The effect of succinic anhydride, dissolved in an EC/EMC-LiPF6 electrolyte, on lithium and graphite electrode interfaces has been studied with the aim to determine the mechanisms implied. It has been first shown that the addition of 1% of SA to the electrolyte increases the impedance of the lithium/electrolyte interface drastically at 20°C. The SEI growth at the lithium/electrolyte interface is controlled by diffusion with a strong dependency on the temperature as at 45°C the SEI growth rate is slower.

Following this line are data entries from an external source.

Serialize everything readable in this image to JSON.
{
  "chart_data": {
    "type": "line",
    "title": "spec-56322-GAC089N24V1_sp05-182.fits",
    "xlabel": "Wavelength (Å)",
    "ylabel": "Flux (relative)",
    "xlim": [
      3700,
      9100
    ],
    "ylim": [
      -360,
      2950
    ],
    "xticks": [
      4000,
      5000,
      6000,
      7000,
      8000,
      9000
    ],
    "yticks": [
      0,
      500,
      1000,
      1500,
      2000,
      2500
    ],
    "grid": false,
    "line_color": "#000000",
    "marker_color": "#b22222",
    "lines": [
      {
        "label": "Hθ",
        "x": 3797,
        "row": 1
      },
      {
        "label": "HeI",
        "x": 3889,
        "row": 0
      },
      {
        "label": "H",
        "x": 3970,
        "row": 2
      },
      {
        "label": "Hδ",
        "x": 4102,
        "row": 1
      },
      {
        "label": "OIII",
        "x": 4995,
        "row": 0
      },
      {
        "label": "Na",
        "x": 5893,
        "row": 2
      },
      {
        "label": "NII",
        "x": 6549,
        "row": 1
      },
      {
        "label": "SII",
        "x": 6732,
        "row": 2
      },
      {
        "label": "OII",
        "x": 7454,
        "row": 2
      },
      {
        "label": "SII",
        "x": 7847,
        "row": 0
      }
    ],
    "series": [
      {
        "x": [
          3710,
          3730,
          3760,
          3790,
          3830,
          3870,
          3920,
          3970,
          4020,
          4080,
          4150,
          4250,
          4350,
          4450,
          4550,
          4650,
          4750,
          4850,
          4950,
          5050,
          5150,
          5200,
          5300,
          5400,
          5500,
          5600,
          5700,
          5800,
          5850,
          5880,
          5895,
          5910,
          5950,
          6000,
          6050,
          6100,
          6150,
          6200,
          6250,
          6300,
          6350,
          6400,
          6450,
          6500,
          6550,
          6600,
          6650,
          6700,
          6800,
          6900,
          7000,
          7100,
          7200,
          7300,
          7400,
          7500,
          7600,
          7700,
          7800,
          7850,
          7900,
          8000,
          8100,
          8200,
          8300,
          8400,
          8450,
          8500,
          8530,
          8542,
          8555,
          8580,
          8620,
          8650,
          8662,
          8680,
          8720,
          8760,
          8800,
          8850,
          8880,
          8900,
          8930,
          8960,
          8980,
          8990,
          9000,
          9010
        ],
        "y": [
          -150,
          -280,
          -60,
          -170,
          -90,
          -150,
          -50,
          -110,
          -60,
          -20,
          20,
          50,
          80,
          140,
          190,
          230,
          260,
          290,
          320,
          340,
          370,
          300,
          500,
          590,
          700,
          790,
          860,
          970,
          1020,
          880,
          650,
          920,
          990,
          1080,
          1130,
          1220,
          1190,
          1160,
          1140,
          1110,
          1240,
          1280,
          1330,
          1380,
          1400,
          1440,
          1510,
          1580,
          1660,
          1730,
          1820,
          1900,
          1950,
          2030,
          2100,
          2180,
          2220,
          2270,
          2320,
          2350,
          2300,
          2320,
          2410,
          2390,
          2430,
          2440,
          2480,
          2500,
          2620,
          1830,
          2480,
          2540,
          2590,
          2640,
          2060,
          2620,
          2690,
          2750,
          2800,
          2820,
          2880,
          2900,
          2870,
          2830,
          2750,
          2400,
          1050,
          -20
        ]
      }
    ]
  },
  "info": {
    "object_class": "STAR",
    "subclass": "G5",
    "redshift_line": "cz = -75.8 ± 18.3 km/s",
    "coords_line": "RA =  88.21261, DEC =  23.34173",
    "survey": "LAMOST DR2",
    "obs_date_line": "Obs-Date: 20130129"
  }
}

In the presence of SA in the electrolyte, the Gr reversible capacity is as low as 25 mA h g−1 at 20°C but ten times larger when the cell is operated at 45°C. This is explained on the basis of a large ohmic drop associated with a resistive SEI, which decreases when the temperature is set to 45°C. In order to avoid any influence of the film formed at the lithium counter electrode in half cells, which is very resistive in the presence of SA, the Gr/electrolyte interface was studied by means of symmetrical Gr/Gr cells at 45°C. Cycling experiments confirm that at the first cycle the full Gr capacity is recovered when SA is not added to the electrolyte. In such symmetric cell, the reversible capacity fades upon cycling for an unknown reason but in any case, capacity values remain lower in presence of SA. This proves that SA has globally a negative impact on the Gr/electrolyte interface as well as the Li/electrolyte. XPS measurements show that the composition of the SEI formed on Gr is richer in organic and polymeric compounds and poorer in LinFm clusters or lithiated species when SA is added, their scarce presence hindering lithium conduction through the SEI film. GC-MS analysis show that, after cycling in presence of SA, the electrolyte does not contain any ethylene glycol bis-(alkylcarbonate) derivatives which are commonly observed in standard alkylcarbonate based electrolytes and attributed to solvents reduction. A mechanism enlightening the role of SA during SEI formation is proposed.